Never. That’s because I don’t use drains in cosmetic breast surgery, and your stitches are dissolvable.
A surgical drain is a tube that’s inserted during surgery. It’s used to remove fluids or blood from a wound so that the tissues heal together better. I have never used drains and don’t recommend drains to my patients for elective cosmetic breast augmentation surgery.
Breast augmentation: No tissue is removed, and there is minimal bleeding.
Breast lift: Generally only skin is removed, and there are no spaces for fluid to collect.
Breast augmentation with lift: In my experience, this simultaneous procedure also does not require drains for the above-mentioned reasons.
Breast reduction: I commonly place a drain in the incision overnight. In reduction surgery, a significant amount of tissue is usually removed, which leaves a large surface area of tissue that could ooze before it starts to heal together. Because the drainage is minimal, the drain only needs to be placed short-term.
A study conducted by two British surgeons who placed drains after breast augmentation surgery reported a 10 percent infection rate in their patients. They suggested that the drains, which could act as entry site for bacteria, possibly caused this high rate. The bottom line: The advantages of using a drain have to outweigh the possible disadvantages. That’s likely the case in breast reconstruction surgery after a mastectomy, where drains are commonly used.
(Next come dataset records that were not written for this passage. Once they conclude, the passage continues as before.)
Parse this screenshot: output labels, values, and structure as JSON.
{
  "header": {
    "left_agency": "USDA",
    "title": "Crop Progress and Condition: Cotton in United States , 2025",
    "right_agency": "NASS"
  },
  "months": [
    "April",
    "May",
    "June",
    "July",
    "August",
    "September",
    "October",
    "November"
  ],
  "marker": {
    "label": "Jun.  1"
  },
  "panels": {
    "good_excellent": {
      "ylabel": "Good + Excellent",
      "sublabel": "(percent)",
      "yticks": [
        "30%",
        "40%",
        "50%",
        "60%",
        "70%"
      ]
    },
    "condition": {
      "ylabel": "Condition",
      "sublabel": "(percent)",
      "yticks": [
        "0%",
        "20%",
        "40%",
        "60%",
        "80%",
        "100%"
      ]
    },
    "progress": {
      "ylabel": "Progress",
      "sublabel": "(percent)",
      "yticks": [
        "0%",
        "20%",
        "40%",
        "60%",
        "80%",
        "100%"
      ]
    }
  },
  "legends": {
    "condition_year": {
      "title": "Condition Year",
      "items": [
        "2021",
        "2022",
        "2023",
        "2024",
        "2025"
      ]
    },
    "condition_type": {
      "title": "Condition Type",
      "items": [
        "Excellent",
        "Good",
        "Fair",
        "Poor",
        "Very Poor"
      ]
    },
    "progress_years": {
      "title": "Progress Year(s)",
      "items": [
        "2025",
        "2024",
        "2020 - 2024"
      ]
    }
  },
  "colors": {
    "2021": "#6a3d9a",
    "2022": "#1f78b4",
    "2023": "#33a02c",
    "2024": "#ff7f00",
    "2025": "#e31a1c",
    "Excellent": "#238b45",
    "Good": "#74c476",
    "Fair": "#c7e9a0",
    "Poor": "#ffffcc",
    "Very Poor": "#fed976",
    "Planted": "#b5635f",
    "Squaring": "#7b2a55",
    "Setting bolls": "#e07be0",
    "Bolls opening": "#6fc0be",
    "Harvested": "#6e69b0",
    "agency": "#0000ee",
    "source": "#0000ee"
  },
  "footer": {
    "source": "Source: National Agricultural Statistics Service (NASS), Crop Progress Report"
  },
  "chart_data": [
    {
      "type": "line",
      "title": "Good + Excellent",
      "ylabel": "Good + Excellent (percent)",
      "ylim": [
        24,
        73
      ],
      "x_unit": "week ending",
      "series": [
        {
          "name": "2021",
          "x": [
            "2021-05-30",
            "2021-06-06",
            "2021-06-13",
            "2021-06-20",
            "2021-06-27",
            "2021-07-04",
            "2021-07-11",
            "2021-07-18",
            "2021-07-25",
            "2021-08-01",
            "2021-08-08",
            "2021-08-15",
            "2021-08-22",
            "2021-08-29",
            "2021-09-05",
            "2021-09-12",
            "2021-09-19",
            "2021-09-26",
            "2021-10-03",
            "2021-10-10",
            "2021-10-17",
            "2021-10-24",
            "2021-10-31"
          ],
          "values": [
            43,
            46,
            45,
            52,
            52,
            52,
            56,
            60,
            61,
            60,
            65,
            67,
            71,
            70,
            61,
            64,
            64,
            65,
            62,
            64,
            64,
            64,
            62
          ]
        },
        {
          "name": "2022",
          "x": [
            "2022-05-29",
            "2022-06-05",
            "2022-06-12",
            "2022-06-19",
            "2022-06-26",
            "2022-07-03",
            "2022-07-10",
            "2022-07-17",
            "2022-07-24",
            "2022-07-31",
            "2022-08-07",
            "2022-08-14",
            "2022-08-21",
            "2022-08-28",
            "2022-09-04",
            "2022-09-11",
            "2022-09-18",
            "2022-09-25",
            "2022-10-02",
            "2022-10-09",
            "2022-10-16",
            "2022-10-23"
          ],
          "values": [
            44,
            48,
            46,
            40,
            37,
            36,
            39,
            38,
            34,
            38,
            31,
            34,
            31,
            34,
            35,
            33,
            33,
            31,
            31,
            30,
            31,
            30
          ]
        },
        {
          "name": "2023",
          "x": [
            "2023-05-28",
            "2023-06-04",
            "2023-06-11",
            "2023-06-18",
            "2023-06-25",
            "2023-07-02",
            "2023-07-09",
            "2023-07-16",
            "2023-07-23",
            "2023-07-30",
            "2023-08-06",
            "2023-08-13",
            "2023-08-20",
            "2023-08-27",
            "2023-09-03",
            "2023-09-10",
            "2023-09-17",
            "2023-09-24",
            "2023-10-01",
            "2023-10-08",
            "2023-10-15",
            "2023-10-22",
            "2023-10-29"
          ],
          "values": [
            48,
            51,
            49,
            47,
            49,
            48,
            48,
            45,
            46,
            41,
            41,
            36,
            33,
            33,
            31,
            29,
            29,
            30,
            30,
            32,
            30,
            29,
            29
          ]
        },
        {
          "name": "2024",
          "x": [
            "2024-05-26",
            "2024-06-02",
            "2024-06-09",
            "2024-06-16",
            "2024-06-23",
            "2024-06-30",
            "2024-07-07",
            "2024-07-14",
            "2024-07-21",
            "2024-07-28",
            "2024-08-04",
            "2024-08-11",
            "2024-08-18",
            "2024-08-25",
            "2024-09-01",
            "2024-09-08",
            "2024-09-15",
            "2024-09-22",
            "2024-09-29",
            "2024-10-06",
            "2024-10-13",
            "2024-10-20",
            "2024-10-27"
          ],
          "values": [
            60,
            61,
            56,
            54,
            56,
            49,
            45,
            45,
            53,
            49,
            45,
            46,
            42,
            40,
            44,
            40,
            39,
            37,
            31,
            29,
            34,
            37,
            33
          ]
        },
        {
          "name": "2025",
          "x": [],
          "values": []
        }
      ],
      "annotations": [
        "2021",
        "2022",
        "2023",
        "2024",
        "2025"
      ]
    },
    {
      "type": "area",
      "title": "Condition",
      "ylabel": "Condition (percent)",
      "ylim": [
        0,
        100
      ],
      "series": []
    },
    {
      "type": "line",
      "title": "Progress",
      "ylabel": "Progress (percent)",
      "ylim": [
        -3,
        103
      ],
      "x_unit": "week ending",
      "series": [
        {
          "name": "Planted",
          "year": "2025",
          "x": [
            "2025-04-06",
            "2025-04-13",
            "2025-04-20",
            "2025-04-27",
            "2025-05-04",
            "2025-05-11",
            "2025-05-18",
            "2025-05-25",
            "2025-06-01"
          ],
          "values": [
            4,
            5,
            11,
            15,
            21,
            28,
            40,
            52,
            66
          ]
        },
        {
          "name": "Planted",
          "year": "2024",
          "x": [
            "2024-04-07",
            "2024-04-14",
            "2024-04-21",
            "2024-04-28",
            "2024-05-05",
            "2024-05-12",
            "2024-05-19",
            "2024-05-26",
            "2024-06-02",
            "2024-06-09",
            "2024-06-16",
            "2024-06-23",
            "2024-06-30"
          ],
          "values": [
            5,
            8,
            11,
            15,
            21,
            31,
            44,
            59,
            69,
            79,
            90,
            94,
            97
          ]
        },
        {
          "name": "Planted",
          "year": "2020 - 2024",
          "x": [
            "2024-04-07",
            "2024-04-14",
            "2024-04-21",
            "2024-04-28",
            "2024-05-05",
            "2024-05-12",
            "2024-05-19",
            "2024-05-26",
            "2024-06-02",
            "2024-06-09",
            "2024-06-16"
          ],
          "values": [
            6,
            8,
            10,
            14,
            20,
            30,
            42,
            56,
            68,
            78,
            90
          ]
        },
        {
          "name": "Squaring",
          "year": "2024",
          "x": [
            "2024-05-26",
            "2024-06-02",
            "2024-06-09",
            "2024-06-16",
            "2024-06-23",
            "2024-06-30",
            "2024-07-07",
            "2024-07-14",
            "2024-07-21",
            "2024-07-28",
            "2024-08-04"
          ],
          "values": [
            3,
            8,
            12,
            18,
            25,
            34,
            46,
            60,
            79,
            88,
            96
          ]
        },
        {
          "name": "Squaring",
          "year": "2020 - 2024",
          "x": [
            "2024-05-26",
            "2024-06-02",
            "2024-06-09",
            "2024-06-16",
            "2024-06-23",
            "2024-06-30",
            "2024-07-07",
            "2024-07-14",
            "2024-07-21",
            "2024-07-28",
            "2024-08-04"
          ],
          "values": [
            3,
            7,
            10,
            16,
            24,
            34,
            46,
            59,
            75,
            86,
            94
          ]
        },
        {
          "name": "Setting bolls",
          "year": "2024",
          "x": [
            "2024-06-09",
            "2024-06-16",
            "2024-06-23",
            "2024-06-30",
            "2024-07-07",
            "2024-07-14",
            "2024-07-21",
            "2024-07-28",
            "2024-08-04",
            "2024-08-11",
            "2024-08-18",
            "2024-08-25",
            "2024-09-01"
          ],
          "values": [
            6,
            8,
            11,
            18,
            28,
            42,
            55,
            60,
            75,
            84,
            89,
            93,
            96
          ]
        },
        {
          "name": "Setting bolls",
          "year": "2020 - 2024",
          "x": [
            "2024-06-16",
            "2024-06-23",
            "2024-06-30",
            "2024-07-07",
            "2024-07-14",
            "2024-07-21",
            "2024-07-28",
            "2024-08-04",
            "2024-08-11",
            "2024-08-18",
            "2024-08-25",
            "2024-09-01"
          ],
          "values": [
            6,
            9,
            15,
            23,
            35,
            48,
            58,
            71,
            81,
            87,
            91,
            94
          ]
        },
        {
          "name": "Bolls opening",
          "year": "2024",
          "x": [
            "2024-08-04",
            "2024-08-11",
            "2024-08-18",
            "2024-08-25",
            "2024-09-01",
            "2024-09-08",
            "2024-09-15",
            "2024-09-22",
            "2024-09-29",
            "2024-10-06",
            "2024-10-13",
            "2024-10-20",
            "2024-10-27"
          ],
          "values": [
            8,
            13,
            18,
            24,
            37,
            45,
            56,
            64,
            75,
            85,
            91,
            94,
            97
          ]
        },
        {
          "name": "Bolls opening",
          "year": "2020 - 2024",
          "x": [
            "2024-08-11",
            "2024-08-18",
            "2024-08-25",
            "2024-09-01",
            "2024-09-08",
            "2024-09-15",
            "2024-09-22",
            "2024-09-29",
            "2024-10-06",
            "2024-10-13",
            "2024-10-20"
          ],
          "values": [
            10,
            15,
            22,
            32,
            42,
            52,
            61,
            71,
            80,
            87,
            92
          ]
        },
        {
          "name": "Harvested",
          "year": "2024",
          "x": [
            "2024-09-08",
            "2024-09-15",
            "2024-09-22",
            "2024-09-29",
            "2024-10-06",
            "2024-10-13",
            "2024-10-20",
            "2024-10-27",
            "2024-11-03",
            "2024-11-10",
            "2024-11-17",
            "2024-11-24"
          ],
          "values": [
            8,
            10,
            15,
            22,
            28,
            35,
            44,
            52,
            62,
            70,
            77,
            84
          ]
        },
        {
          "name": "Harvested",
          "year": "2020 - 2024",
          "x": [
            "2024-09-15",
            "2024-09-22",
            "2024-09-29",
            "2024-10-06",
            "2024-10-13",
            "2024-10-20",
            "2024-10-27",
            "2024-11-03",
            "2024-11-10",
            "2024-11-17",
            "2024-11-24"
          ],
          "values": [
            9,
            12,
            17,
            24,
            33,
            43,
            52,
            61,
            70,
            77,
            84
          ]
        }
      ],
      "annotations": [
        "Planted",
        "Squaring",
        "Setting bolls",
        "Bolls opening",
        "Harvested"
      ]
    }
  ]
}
Some surgeons close the incision with stitches on the outside, which are usually removed five to seven days after surgery. During surgery, instead of using external stitches, and after deeper closure of tissues, I put a single strand of dissolvable stitches just beneath the skin edge to make for the nicest closure. Then I place an adhesive strip over the incision. These stitches dissolve in about six weeks.
Patients sometimes ask if the implants can fall out. The likelihood of the incision opening is extremely low: That’s because the deep tissue is brought together with multiple layers of thick, braided stitches that take about three months to dissolve. Even if the incision opened, the implant wouldn’t pop out. A thin, protective layer of tissue encases it as early as three weeks after surgery.
Incisions stay a little red, lumpy and bumpy for six weeks. Around that time they form a solid healing ridge. From this point, it takes about six months for the firm ridge to start to soften (this is known as the incision maturing). It will take about a year for darker-skinned patients and up to two years for fairer-skinned patients to know their incision’s final color – which might be darker, lighter or the same as the surrounding skin.